The one-time spike in charge-offs, which was recently seen in the credit card trusts of both Providian Financial Corp. and MBNA, should be the last such incidents caused by a change in accounting rules effective Dec. 31, 1999, according to Vernon Wright, vice chairman and chief corporate finance officer at MNBA.
Last year, issuers with credit card portfolios, including First Union, Bank One, and Capital One, all experienced similar events, Wright said.
"This is the last piece of it," Wright added. "No more surprises going forward."
In 1999 the Federal Financial Institutions Examination Council (FFIEC) established guidelines requiring banks to recognize a charge-off if an account is delinquent 60 days or more, according to published reports. These changes in accounting were to be implemented by Dec. 31, 2000.

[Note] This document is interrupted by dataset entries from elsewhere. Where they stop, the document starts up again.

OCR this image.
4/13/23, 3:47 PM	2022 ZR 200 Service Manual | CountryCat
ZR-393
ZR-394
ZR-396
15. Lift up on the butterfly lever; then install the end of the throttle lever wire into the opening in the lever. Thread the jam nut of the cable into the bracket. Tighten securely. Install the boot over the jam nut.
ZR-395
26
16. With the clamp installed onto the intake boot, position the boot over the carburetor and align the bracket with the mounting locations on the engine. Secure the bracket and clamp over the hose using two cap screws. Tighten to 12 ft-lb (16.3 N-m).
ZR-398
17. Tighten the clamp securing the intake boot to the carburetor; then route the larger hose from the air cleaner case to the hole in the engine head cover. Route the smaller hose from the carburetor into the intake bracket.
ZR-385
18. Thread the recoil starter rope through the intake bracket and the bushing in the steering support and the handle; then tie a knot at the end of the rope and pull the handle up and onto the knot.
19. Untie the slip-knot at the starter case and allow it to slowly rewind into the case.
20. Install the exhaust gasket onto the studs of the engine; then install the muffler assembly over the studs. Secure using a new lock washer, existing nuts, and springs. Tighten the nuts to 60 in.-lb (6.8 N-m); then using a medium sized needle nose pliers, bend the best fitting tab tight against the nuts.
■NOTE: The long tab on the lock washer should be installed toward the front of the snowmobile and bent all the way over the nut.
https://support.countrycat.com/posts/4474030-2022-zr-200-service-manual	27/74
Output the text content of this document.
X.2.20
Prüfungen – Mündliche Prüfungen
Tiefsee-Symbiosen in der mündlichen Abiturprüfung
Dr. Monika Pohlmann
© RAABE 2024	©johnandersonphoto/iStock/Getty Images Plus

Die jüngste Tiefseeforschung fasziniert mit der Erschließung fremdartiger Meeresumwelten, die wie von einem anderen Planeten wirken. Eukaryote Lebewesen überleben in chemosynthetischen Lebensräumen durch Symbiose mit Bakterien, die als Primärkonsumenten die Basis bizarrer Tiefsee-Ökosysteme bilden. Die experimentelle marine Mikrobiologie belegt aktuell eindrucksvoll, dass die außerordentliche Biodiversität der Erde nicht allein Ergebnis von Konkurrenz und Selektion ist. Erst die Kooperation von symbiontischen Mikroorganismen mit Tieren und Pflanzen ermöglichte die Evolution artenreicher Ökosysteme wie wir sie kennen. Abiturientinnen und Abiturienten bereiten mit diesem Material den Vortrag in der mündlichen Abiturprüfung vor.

MBNA Credit Card Mast Trust II's charge-offs increased by more than 500 basis points, which squeezed the excess spread to nearly zero for certain series off MT-II, according to research reports.
Providian reported a $3.2 million in charge-offs associated with the change in accounting.
Since credit card debt is unsecured, issuers must write down the full amount of the debt, compared to secured loans, such as mortgages, where a certain recovery level is assumed. In the case of mortgages, the loan servicer will get something back following a foreclosure.